= Adalbert Poole =

Canadian politician

Adalbert James Moses Poole (December 11, 1881 – September 26, 1970) was a politician in Manitoba, Canada. He served in the Legislative Assembly of Manitoba from 1927 to 1936 as a member of the Progressive Party.

Poole was born in Neepawa, Manitoba, the son of Timothy Poole and Francis Ducklow, and was educated at a rural school and business college. He worked as a farmer, and was a director of the Manitoba Wheat Pool for three years. In 1909, he married Alice Watson. Poole also served as the president of the United Farmers of Manitoba from 1925 to 1928, and of the Canadian Council of Agriculture from 1927 to 1928.

He was first elected to the Manitoba legislature in the 1927 provincial election, defeating Conservative candidate E.H. Whelpley in the constituency of Beautiful Plains. In the 1932 election, he returned over Conservative John Poole.

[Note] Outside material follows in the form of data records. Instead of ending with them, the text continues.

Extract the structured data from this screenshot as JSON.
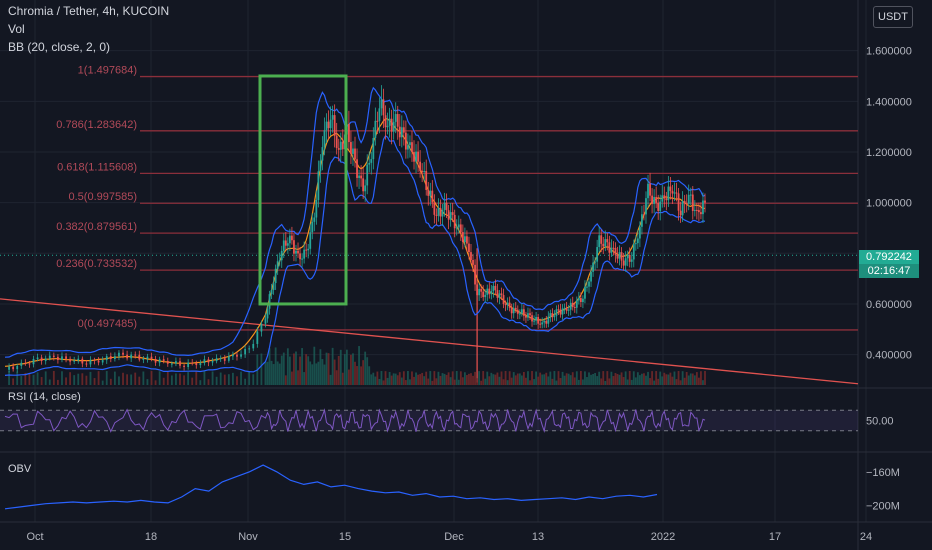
{
  "header": {
    "title": "Chromia / Tether, 4h, KUCOIN",
    "indicators": [
      "Vol",
      "BB (20, close, 2, 0)"
    ],
    "currency_button": "USDT"
  },
  "last_price": {
    "value": "0.792242",
    "countdown": "02:16:47"
  },
  "colors": {
    "background": "#131722",
    "up": "#26a69a",
    "down": "#ef5350",
    "bollinger": "#2962ff",
    "ma": "#f7931a",
    "fib_line": "#8b2f3b",
    "trendline": "#e0524f",
    "highlight_box": "#4caf50",
    "rsi": "#7e57c2",
    "obv": "#2962ff"
  },
  "chart_data": [
    {
      "type": "candlestick",
      "title": "Chromia / Tether, 4h, KUCOIN",
      "x_ticks": [
        "Oct",
        "18",
        "Nov",
        "15",
        "Dec",
        "13",
        "2022",
        "17",
        "24"
      ],
      "y_ticks": [
        "0.400000",
        "0.600000",
        "0.800000",
        "1.000000",
        "1.200000",
        "1.400000",
        "1.600000"
      ],
      "ylim": [
        0.28,
        1.8
      ],
      "fib_levels": [
        {
          "label": "1(1.497684)",
          "value": 1.497684
        },
        {
          "label": "0.786(1.283642)",
          "value": 1.283642
        },
        {
          "label": "0.618(1.115608)",
          "value": 1.115608
        },
        {
          "label": "0.5(0.997585)",
          "value": 0.997585
        },
        {
          "label": "0.382(0.879561)",
          "value": 0.879561
        },
        {
          "label": "0.236(0.733532)",
          "value": 0.733532
        },
        {
          "label": "0(0.497485)",
          "value": 0.497485
        }
      ],
      "trendline": [
        [
          0,
          0.62
        ],
        [
          858,
          0.285
        ]
      ],
      "highlight_box": {
        "x": [
          5,
          13
        ],
        "y": [
          0.6,
          1.5
        ]
      },
      "price_path": [
        [
          0,
          0.34
        ],
        [
          2,
          0.36
        ],
        [
          4,
          0.38
        ],
        [
          6,
          0.39
        ],
        [
          8,
          0.38
        ],
        [
          10,
          0.37
        ],
        [
          12,
          0.38
        ],
        [
          14,
          0.4
        ],
        [
          16,
          0.39
        ],
        [
          18,
          0.38
        ],
        [
          20,
          0.37
        ],
        [
          22,
          0.36
        ],
        [
          24,
          0.37
        ],
        [
          26,
          0.38
        ],
        [
          28,
          0.39
        ],
        [
          30,
          0.42
        ],
        [
          32,
          0.55
        ],
        [
          33,
          0.7
        ],
        [
          34,
          0.82
        ],
        [
          35,
          0.86
        ],
        [
          36,
          0.78
        ],
        [
          37,
          0.8
        ],
        [
          38,
          0.95
        ],
        [
          39,
          1.25
        ],
        [
          40,
          1.35
        ],
        [
          41,
          1.2
        ],
        [
          42,
          1.28
        ],
        [
          43,
          1.15
        ],
        [
          44,
          1.05
        ],
        [
          45,
          1.2
        ],
        [
          46,
          1.4
        ],
        [
          47,
          1.3
        ],
        [
          48,
          1.32
        ],
        [
          49,
          1.25
        ],
        [
          50,
          1.2
        ],
        [
          51,
          1.15
        ],
        [
          52,
          1.05
        ],
        [
          53,
          0.95
        ],
        [
          54,
          0.98
        ],
        [
          55,
          0.93
        ],
        [
          56,
          0.88
        ],
        [
          57,
          0.82
        ],
        [
          58,
          0.65
        ],
        [
          59,
          0.64
        ],
        [
          60,
          0.66
        ],
        [
          61,
          0.62
        ],
        [
          62,
          0.58
        ],
        [
          63,
          0.57
        ],
        [
          64,
          0.56
        ],
        [
          65,
          0.54
        ],
        [
          66,
          0.52
        ],
        [
          67,
          0.55
        ],
        [
          68,
          0.57
        ],
        [
          69,
          0.58
        ],
        [
          70,
          0.6
        ],
        [
          71,
          0.63
        ],
        [
          72,
          0.72
        ],
        [
          73,
          0.85
        ],
        [
          74,
          0.83
        ],
        [
          75,
          0.8
        ],
        [
          76,
          0.77
        ],
        [
          77,
          0.79
        ],
        [
          78,
          0.9
        ],
        [
          79,
          1.05
        ],
        [
          80,
          0.98
        ],
        [
          81,
          1.02
        ],
        [
          82,
          1.06
        ],
        [
          83,
          0.97
        ],
        [
          84,
          1.03
        ],
        [
          85,
          0.95
        ],
        [
          86,
          1.0
        ]
      ]
    },
    {
      "type": "line",
      "title": "RSI (14, close)",
      "y_ticks": [
        "50.00"
      ],
      "bands": [
        70,
        30
      ],
      "ylim": [
        0,
        100
      ]
    },
    {
      "type": "line",
      "title": "OBV",
      "y_ticks": [
        "−160M",
        "−200M"
      ],
      "ylim": [
        -215,
        -140
      ],
      "values": [
        -204,
        -202,
        -200,
        -198,
        -197,
        -196,
        -197,
        -196,
        -195,
        -196,
        -194,
        -196,
        -197,
        -190,
        -180,
        -183,
        -172,
        -166,
        -160,
        -152,
        -160,
        -170,
        -175,
        -172,
        -178,
        -176,
        -180,
        -183,
        -185,
        -184,
        -188,
        -186,
        -190,
        -189,
        -192,
        -191,
        -193,
        -192,
        -194,
        -193,
        -192,
        -191,
        -193,
        -190,
        -192,
        -189,
        -188,
        -190,
        -187
      ]
    }
  ]
}
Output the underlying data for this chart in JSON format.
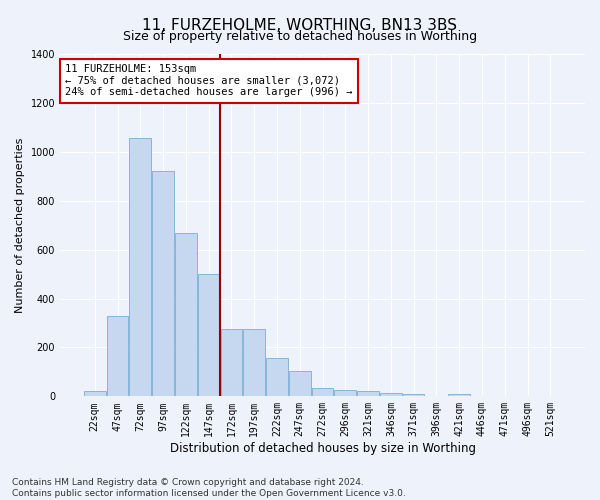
{
  "title": "11, FURZEHOLME, WORTHING, BN13 3BS",
  "subtitle": "Size of property relative to detached houses in Worthing",
  "xlabel": "Distribution of detached houses by size in Worthing",
  "ylabel": "Number of detached properties",
  "categories": [
    "22sqm",
    "47sqm",
    "72sqm",
    "97sqm",
    "122sqm",
    "147sqm",
    "172sqm",
    "197sqm",
    "222sqm",
    "247sqm",
    "272sqm",
    "296sqm",
    "321sqm",
    "346sqm",
    "371sqm",
    "396sqm",
    "421sqm",
    "446sqm",
    "471sqm",
    "496sqm",
    "521sqm"
  ],
  "values": [
    20,
    330,
    1055,
    920,
    670,
    500,
    275,
    275,
    155,
    105,
    35,
    25,
    22,
    15,
    10,
    0,
    10,
    0,
    0,
    0,
    0
  ],
  "bar_color": "#c5d8f0",
  "bar_edge_color": "#7aafd4",
  "vline_x": 5.5,
  "vline_color": "#990000",
  "annotation_line1": "11 FURZEHOLME: 153sqm",
  "annotation_line2": "← 75% of detached houses are smaller (3,072)",
  "annotation_line3": "24% of semi-detached houses are larger (996) →",
  "annotation_box_color": "#ffffff",
  "annotation_box_edge": "#cc0000",
  "ylim": [
    0,
    1400
  ],
  "yticks": [
    0,
    200,
    400,
    600,
    800,
    1000,
    1200,
    1400
  ],
  "bg_color": "#eef2fb",
  "grid_color": "#ffffff",
  "footer": "Contains HM Land Registry data © Crown copyright and database right 2024.\nContains public sector information licensed under the Open Government Licence v3.0.",
  "title_fontsize": 11,
  "subtitle_fontsize": 9,
  "xlabel_fontsize": 8.5,
  "ylabel_fontsize": 8,
  "tick_fontsize": 7,
  "annotation_fontsize": 7.5,
  "footer_fontsize": 6.5
}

Poole served as a backbench supporter of John Bracken's government throughout his time in the legislature. He was defeated in the 1936 election, losing to John Poole by 183 votes.

Poole's political philosophy shifted to the left after his defeat. He joined the Cooperative Commonwealth Federation, and was a candidate for the party in the 1945 provincial election. He again lost to John Poole, and did not run for provincial office again.

He died in Neepawa at the age of 88.